The partnership between the health department and Vermont Professionals of Color Network hasn’t been without its ups and downs. For the first several weeks of vaccine clinics, organizers worked as volunteers – often around the clock and always on top of their other jobs, as business owners, researchers and public servants.
But they ultimately worked out a contract that feels equitable, Calderin says, with back pay.
“The analogy I always use is: this is really building the plane while we fly it, and then having to write the manual on how to fix the plane, which we are building whilst we fly it,” Calderin said.
"The analogy I always use is: this is really building the plane while we fly it, and then having to write the manual on how to fix the plane, which we are building whilst we fly it." - Luis Calderin, Vermont Professionals of Color Network
In Southern Vermont, the NAACP of Windham County has also been running vaccination clinics for BIPOC Vermonters.
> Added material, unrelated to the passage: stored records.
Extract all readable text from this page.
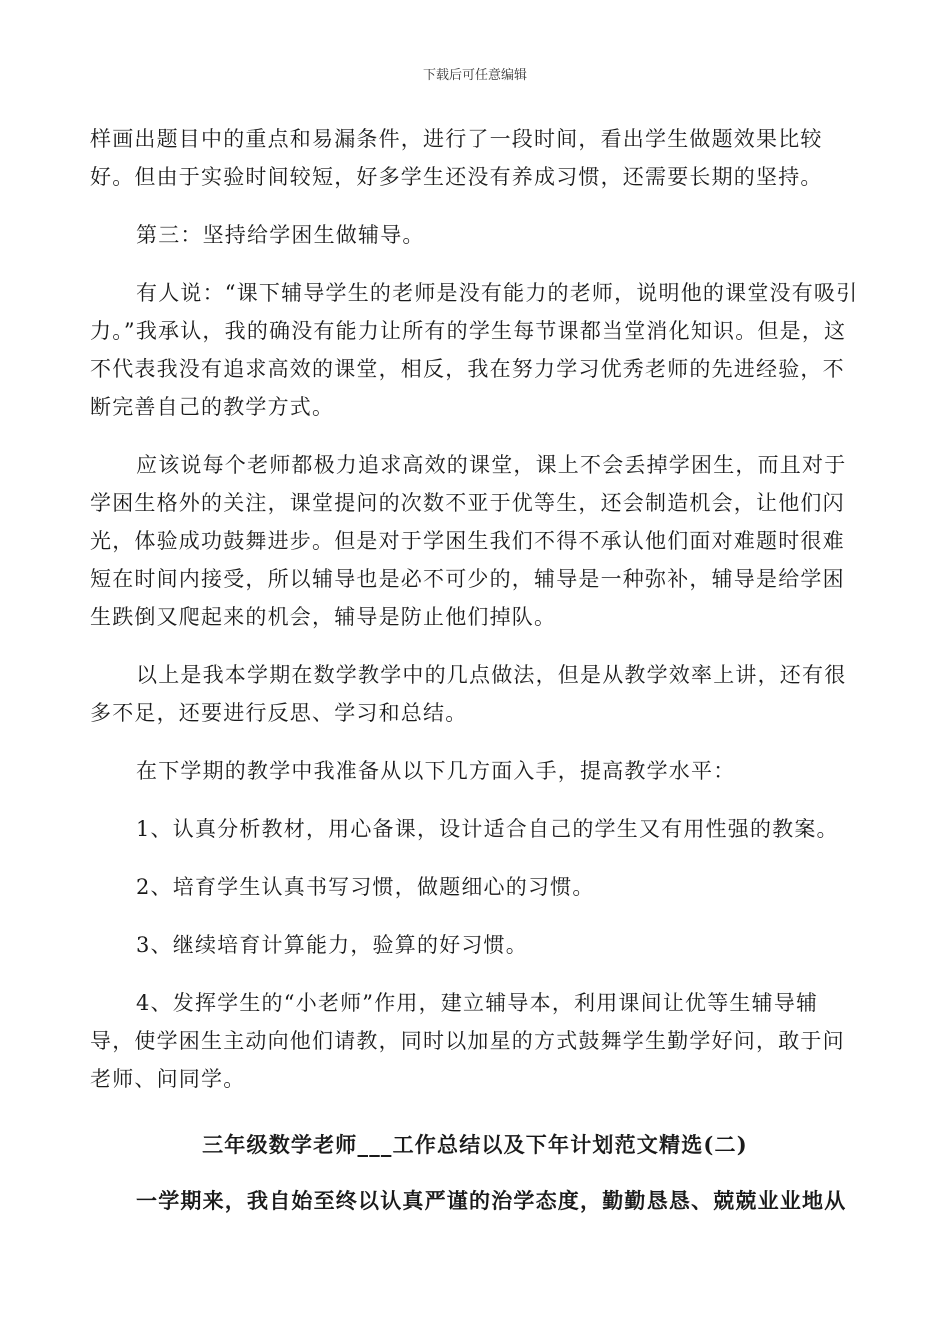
下载后可任意编辑

样画出题目中的重点和易漏条件，进行了一段时间，看出学生做题效果比较好。但由于实验时间较短，好多学生还没有养成习惯，还需要长期的坚持。

第三：坚持给学困生做辅导。

有人说：“课下辅导学生的老师是没有能力的老师，说明他的课堂没有吸引力。”我承认，我的确没有能力让所有的学生每节课都当堂消化知识。但是，这不代表我没有追求高效的课堂，相反，我在努力学习优秀老师的先进经验，不断完善自己的教学方式。

应该说每个老师都极力追求高效的课堂，课上不会丢掉学困生，而且对于学困生格外的关注，课堂提问的次数不亚于优等生，还会制造机会，让他们闪光，体验成功鼓舞进步。但是对于学困生我们不得不承认他们面对难题时很难短在时间内接受，所以辅导也是必不可少的，辅导是一种弥补，辅导是给学困生跌倒又爬起来的机会，辅导是防止他们掉队。

以上是我本学期在数学教学中的几点做法，但是从教学效率上讲，还有很多不足，还要进行反思、学习和总结。

在下学期的教学中我准备从以下几方面入手，提高教学水平：

1、认真分析教材，用心备课，设计适合自己的学生又有用性强的教案。

2、培育学生认真书写习惯，做题细心的习惯。

3、继续培育计算能力，验算的好习惯。

4、发挥学生的“小老师”作用，建立辅导本，利用课间让优等生辅导辅导，使学困生主动向他们请教，同时以加星的方式鼓舞学生勤学好问，敢于问老师、问同学。

三年级数学老师___工作总结以及下年计划范文精选(二)

一学期来，我自始至终以认真严谨的治学态度，勤勤恳恳、兢兢业业地从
Vice president Wichie Artu says they’ve vaccinated more than 1,100 people.
They say the partnerships formed between community groups and the health department during the pandemic could present a roadmap for dismantling institutional racism in Vermont.
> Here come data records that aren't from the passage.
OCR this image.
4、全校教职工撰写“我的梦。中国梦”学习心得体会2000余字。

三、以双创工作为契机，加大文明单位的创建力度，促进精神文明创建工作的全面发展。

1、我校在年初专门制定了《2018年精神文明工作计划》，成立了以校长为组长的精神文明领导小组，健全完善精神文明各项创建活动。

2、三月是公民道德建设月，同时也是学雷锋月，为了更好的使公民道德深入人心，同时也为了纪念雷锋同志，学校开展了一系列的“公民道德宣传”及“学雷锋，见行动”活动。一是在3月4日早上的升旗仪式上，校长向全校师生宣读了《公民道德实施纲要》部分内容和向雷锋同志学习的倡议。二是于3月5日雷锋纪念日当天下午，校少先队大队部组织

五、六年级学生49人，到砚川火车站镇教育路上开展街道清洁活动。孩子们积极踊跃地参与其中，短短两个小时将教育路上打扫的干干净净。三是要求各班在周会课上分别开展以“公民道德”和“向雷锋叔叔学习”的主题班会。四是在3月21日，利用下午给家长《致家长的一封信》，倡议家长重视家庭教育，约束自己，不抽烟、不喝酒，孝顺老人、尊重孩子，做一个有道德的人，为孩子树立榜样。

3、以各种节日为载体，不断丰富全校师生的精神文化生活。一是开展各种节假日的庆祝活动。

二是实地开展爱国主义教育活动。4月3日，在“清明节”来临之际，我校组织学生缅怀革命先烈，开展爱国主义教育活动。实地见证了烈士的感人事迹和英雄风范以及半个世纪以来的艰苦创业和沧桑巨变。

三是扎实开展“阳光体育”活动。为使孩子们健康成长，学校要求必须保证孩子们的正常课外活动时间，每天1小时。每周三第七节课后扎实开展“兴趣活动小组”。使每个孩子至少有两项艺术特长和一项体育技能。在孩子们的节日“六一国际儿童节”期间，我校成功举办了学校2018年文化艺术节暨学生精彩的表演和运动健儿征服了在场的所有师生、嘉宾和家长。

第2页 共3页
“By being able to have partnered with us and being able to actually pay us for this work, we were able to access those vulnerable populations,” Artu said. “And moving forward, it’s important that, because we’re on the ground, we know what the issues are. The department of health – and I think they realize this – the department of health needs to do the work in conjunction with those who know the people. And us as community organizations, we know the people.”
Vermont Department of Health recently received about $28 million from the CDC to improve health equity, Dolan says. More is expected, and a bill in the Legislature now – H.210 – would establish a new Vermont Office of Health Equity.
Back at the Burlington clinic, Vermont Professionals of color board member Belan Antensaye took a break from laying down cones and greeting people to reflect back to the first vaccine clinic.
“It was really the most community I had seen in over a year, in the BIPOC community, all coming together. And these were just people that came to get their vaccine, and now they’re able to see each other for the first time. And I think it clicked that, like, these clinics are more than just a vaccine. They’re like really a community event. And it just felt really worth it.”
There have been more than 60 New American and BIPOC vaccine clinics in Vermont since February and more are planned. More than 5,000 Vermonters have been vaccinated at the clinics.
For organizers, progress doesn’t stop with reaching vaccine equity. And they say that ultimately, it's not their responsibility to take this work on – it’s the state's responsibility to ensure health equity for all Vermonters. But it’s a place to start.